I explained in a few of my previous articles how ESG, Impact Investing, and Responsible Investing are evolutionary false-positives incapable of producing the repeatability of investment returns they promise. For the simple reason, the theories mentioned above hinge on the evolutionary oxymoron of sustainability.
I would be inclined not to beat a dead horse even further, were it not for the collusion of likeminded financiers who, understandably from how they have been trained, cannot make the proximal-development leap to comprehend the anthropological incompatibility between an investment thesis and humanitarian needs. More than 42% of institutional investors have now hopped on the bandwagon of ESG-style etiquettes.

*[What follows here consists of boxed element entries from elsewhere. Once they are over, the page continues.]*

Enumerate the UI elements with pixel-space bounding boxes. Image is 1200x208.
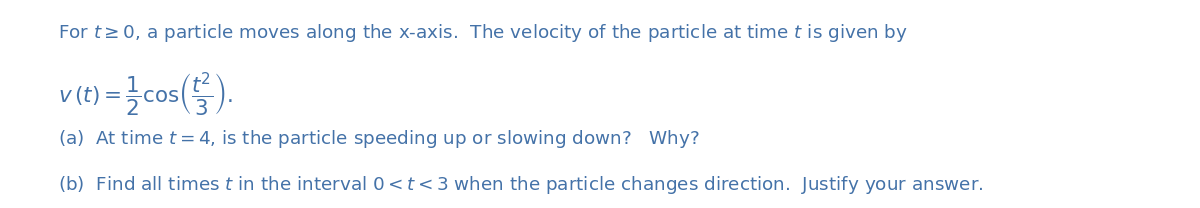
Text: $v\,(t) = \dfrac{1}{2}\mathrm{cos}\left(\dfrac{t^2}{3}\right).$: $v\,(t) = \dfrac{1}{2}\mathrm{cos}\left(… — [58, 70, 233, 118]
Text: (a)  At time $t = 4$, is the particle speeding up or slowing down?   Why?: (a) At time $t = 4$, is the particle spe… — [58, 128, 700, 150]
Text: For $t \geq 0$, a particle moves along the x-axis.  The velocity of the particle: For $t \geq 0$, a particle moves along t… — [58, 22, 907, 44]
Text: (b)  Find all times $t$ in the interval $0 < t < 3$ when the particle changes di: (b) Find all times $t$ in the interval $… — [58, 174, 983, 196]
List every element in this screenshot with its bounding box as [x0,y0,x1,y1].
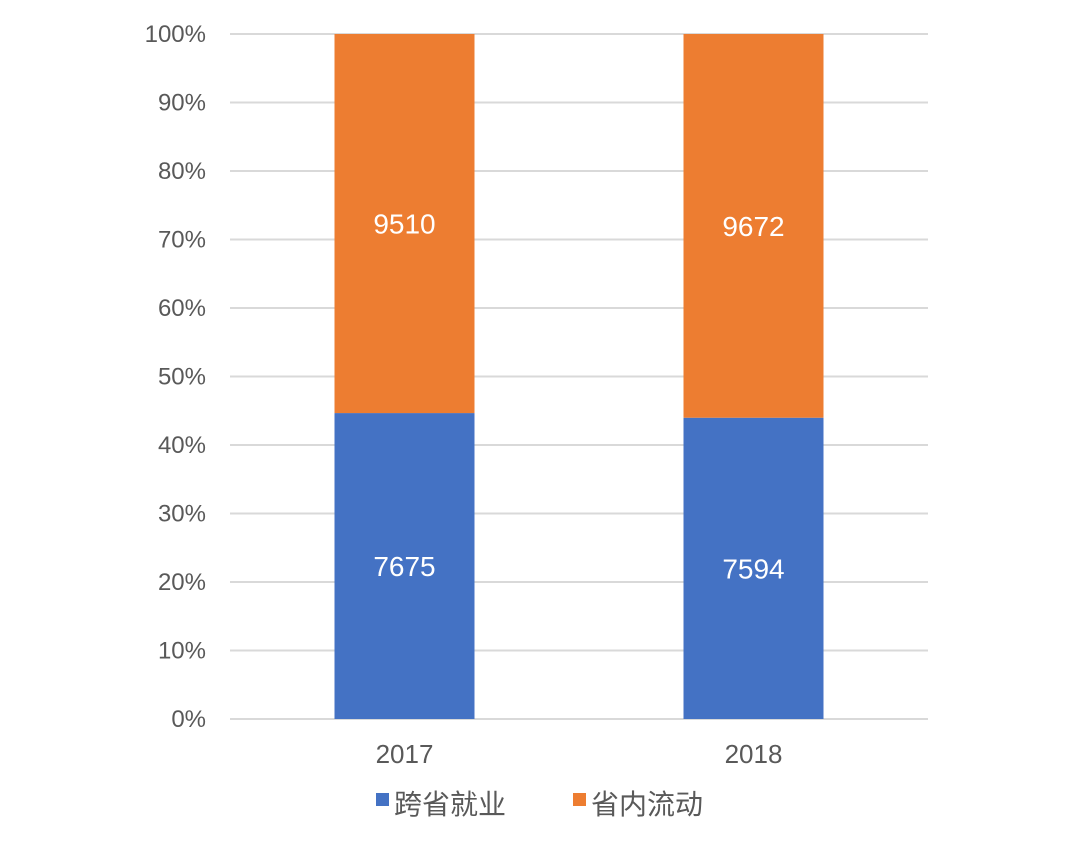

For them, and short of evaluating every portfolio company on evolutionary integrity, I will break down the critical success factors of the three pillars of the ESG theorem: environment, social, and governance.
The environment we are part of has existed for 4.5 billion years before humanoids entered the playing field. Earth will gradually warm up to unlivable temperatures by the sun and explode or implode in 3.5 billion years. Ninety-nine percent of all living species on earth have already gone extinct, courtesy of nature’s rule.
Clearly, we are not the orchestrator of the environment we like to refer to as ours. Humanity, like all animals, is subjugated to the environment we depend on for survival, not the other way around.
And thus, instead of trying to control nature we must ensure the human footprint is a small as possible, regardless of your opinion on global warming, requiring us to adapt constantly to a dynamic equilibrium upon which our quality of life and longevity on earth depends.
No investment allocation thesis predicated on human supremacy in denial of the laws of nature as implied by ESG can support an evolving equilibrium with nature’s environment upon which humanity depends. Hence, ESG cannot be the theory that determines what humanity can, must, and otherwise will discover.
What humanity wants is not what humanity needs.
As much as people in “developed” countries may resort to sipping their favorite sugar water, popping pills to numb depression, and devour mindless television-shows portraying a life they will never have, none of those types of wants contribute positively to the evolutionary strengthening of humanity — quite the opposite.
Indeed, the democracy we praise in the western world as a must-have, refutes the evolutionary meritocracy already preprogrammed in the human species. Nature, not humanity, defines the merit of our evolutionary excellence.
Hence, what society wants, a lifestyle of the rich and famous is not what humanity needs. Societal needs must be checked against the precepts of nature’s meritocracy to yield the repeatability of investment returns derived from our evolutionary strengthening, integrity, and excellence.
Hence, any reference to social prevalence as part of ESG is a fool’s errand.
Asset managers, in many ways, have the power to make crucial decisions about the exploration and exploitation of human ingenuity and evolution while completely circumventing the stale-mate of politicians stuck wrestling the popularity of social wants in a democracy.
The fallacy of any traditional governance, whether deployed by a democratically elected government or not, is related to the static nature and evolutionary dead-end street from the way we build systems of governance, unable to reinvent itself upstream to continue to trace the dynamic nature of the assets to which governance is applied.
Meaning, soon after seemingly reasonable governance of a marketplace – of any kind – is applied, the composition of participants and their needs change, reducing the efficiency and relevancy of governance the minute legislation is frozen into scripture.
No arbitrage promoting a monism of totalitarian absolutism across all asset allocations can trace and support the dynamic plurality of relativity innate to human ingenuity and capacity.
So, ESG governance fails to secure repeatability for the same reason all current forms of government fail; its inability to dynamically adapt asset allocation arbitrage to the nature and needs of its evolving assets.
To not lose more credibility in finance, we must change the theory of its arbitrage, not with another manmade manacle but, with a theory embedded in a system as closely aligned to nature’s evolutionary principles as possible. We must begin to use human intelligence to build the most adaptable systems of humanity, in compliance with nature.
Asset managers have a tremendous opportunity and responsibility to improve the world we want to see and leave to our children.